One perhaps lesser-known idea to mention in relation to Ballen's work is Martin Buber's discernment of difference between the "encounter" one feels in front of another human being (I-thou) and the "experience" one feels in front of an object (I-it). In Ballen's work there is, for me, a very disquieting sensation, a third type of engagement, something like an encounter that is becoming experience, a sense of humanity in transition to object/animal. I recognize the human form, but, empty of dimension, rendered as simply form and surrounded by the particular settings they are photographed within, they start to immediately slide to experience, a perception of the non-human.

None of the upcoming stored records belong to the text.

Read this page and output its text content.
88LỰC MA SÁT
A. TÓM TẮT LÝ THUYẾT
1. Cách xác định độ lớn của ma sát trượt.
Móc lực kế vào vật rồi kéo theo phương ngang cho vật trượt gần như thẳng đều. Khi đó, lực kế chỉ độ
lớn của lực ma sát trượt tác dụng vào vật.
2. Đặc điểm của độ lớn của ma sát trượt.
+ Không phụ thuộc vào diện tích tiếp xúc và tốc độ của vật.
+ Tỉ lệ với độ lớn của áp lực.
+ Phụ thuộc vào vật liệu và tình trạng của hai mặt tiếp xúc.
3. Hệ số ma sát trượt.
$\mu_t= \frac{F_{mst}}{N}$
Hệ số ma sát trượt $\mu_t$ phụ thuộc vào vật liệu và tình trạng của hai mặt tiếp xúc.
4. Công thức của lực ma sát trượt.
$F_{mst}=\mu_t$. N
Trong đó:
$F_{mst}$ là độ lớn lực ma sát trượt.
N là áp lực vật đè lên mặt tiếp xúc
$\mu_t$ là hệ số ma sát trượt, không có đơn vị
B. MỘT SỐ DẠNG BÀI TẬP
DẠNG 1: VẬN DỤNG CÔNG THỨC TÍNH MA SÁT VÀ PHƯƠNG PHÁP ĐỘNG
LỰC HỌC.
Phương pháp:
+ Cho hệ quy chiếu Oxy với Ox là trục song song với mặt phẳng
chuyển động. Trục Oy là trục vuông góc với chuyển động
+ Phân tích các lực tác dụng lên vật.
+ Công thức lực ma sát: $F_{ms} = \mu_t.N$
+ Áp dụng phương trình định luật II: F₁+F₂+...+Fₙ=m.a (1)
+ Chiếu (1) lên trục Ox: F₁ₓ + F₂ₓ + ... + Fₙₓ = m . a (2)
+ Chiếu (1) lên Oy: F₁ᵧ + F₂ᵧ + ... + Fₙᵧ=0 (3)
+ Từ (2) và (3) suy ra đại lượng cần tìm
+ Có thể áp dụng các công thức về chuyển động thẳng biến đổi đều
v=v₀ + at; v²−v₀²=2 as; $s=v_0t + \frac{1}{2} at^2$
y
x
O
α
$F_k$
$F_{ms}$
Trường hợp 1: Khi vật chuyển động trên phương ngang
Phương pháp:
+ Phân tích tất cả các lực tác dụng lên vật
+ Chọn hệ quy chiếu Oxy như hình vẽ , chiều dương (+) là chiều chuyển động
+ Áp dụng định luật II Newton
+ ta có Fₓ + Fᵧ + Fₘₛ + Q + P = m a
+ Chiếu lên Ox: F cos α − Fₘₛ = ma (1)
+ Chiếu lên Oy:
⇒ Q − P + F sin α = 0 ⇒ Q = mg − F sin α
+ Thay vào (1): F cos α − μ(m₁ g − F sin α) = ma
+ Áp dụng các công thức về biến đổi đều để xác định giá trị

To conclude, despite his Facebook post above, I don't doubt that Ballen is connected to and quite deeply involved with his subjects and I am convinced he has made a committed attempt to connect with them. I don't find his work exploitative, actually. If he wants to make these images, so be it. I'm not here to decide what his personal relation to his subjects is and there's nothing morally wrong going on in the pictures or in the making of them.

While we should make the photographs we need to make, what we choose to share and how we share them is a separate question. By taking the step of publishing his work, obviously, Ballen places his images within a system of existent dialogues and understandings of imagery, within an ethics of representation.

Within those conversations, I find Ballen's work deeply flawed. While visually Ballen's work is of a high level, it has its albatross: he plainly emphasizes his search for ways to show his internal mental state at the expense of the representation of his subjects, ignoring issues created by the visual debasing of humans who are vulnerable, stigmatized and in deep need on many levels. He does so through derivative forms and puerile iconography, with sets and props that purposefully amplify the sense of inhumanity of his very human subjects, thereby restating harmful tropes about the socially marginalized, mentally ill, disabled and poor.

The issues are compounded by Ballen's refusal to respond himself more directly to the conversations around his work, as opposed to Sally Mann, for example. This, for me, is a blatant shirking of part of the responsibility of being an artist. A photographer can't simply deny the history of images or the presence of the historical and theoretical conversational matrix of photography into which they place their work. There are long standing arguments about representation and these conversations are how we understand and communicate. Those understandings and communications create communities that speak a common language, and any community develops a sense of ethics in short time. A photographer has to understand how those ethics operate when they create within their borders.

Yet repeatedly questioned on this, Ballen gives us back nothing, with a (paraphrased), "Welp, I've done this for 50 years, and it's all really about me, folks." A disappointing evasion of the opportunity to reflect on his own work from someone whose work calls out for dialogue.